By the time we arrived in the early afternoon it was almost cooked through. The last of a mixture of meat tenderizing salt, vinegar and spice was dabbed over the meat. (A stick with a tee-shirt tied around one end was the basting brush.) Some one collected some huge flat banana leaves and spread them on the serving table just as dinner was pronounced “done” after a few clean jabs with a sharp stick.
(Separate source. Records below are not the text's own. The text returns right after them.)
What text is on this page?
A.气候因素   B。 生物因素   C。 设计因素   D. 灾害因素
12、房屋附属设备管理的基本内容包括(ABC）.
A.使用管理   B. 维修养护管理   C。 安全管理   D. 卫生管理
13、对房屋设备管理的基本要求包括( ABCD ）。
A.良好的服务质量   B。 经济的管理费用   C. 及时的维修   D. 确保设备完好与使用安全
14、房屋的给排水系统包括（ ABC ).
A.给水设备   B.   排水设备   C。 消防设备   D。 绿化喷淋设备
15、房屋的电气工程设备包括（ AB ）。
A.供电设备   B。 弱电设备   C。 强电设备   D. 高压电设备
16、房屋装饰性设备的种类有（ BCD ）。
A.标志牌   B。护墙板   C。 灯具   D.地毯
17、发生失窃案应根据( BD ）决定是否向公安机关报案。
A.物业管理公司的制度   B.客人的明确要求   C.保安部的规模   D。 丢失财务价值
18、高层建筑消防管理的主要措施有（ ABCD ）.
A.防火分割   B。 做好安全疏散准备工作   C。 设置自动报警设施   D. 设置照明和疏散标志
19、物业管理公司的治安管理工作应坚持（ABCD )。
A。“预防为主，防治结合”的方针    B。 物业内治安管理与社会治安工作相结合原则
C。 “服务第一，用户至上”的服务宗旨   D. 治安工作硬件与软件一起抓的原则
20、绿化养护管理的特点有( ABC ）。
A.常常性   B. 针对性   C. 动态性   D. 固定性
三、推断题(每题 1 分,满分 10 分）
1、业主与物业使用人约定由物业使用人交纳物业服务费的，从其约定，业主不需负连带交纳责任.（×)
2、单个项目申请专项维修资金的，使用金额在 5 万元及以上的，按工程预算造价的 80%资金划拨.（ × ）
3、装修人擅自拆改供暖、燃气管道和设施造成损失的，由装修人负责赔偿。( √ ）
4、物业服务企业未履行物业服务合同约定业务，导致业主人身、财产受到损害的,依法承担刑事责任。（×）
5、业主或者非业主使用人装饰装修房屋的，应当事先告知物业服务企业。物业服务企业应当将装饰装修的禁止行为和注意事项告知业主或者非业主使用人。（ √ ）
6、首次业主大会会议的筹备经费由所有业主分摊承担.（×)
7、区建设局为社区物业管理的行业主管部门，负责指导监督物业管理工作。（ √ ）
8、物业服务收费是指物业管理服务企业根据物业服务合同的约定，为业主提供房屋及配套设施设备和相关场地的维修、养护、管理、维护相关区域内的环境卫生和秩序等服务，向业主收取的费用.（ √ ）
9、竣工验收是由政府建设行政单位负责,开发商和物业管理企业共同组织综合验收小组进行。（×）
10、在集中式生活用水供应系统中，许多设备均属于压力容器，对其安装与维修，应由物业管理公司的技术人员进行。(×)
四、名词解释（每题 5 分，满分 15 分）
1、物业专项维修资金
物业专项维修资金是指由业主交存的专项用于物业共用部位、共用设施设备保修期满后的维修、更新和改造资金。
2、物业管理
The long spit was heaved off it’s supports and carefully carried by several practiced hands to the table where it stayed balanced as others went to work clipping and untwisting the wires that held it centered. Just before the spit was carefully removed the roast was turned on it’s back and with a silver and black Buck knife a pair of choice strips were taken from the inside of it’s lower back. (Any amateur butchers know that cut’s name?) These were sliced up and shared, but no one close to the work resisted picking and tasting little bits. (Imagine little fingers dipping into a frosted cake and you have the image.)
A few meters of aluminum foil were taped around the roast and we all heaved to get the table up and secure into the too small truck bed. As you can see we never really got it into the truck bed, more around the truck bed but it worked well enough.
Six Choice, Five Dollars
Oct 3, ’10
11:28 PM
Garapan’s Thursday Night Market
Most of the local restaurants set up tables checkered with steel catering trays filled to the brim with all kinds of greasy fare. Meat on a stick, whole fried daily catch, fried rice and saucy noodles. If you decide to order six choices you’re served Thanksgiving plate proportions of food in a deep bottomed styro take-home container, a pair of chopsticks and one napkin.
I took these photos last week, when the market wasn’t as busy as I’ve seen it. It had just rained and you could feel the day’s wet heat rise up from the black top. The carnival lights strung from under the tents turned the surrounding night even darker. The abundance of choice makes it hard to decide even for an off-the-wagon vegetarian like me. I pace the length several times, considering my options, always gravitating toward the Thai and Indian food. Now, I don’t have the gastronomic capacity for a spade full of dinner but Peter let me in on an unadvertised secret: three choice, three dollar, which seems to me a perfectly good deal.
We found a spot up Garapan’s walking mall, plunked down, and cracked into our convenience store beers.
Decent Into The Cave
Sep 20, ’10
12:01 AM
PJ and my trip to Forbidden Island took us down into the green hillside into a beautiful sea cave. A short walk up over a small ridge brought us through a low carpet of mangrove-like plants. The trail abruptly ends inviting sandalled hikers to find their own way over ragged and jagged edged boulders up to a wide gap in the cliff.
There you’ll find a triangular opening sitting like an manhole between you and an orange (ancient reef) wall. It’s easy enough to shimmy about ten feet down into the cool still air of the dim chamber. On the far end of the room the stone is salamander smooth and lit by lively slithering reflections off the small pond in the floor.
In a place like this it’s hard to avoid thinking mythically or at least cinematicly. Dreamy shafts of sunlight brighten the underground pool. Hikers move under the mountain from jungle to seaside grotto then back to the heat and bright of day. The moment I was in I had the feeling of familiarity but not quite deja vu. It reminded me of the Mayan Actun Tunichil Muknal caves in Belize. It’s good to know that I’m not the only one and that others have felt the same way about it.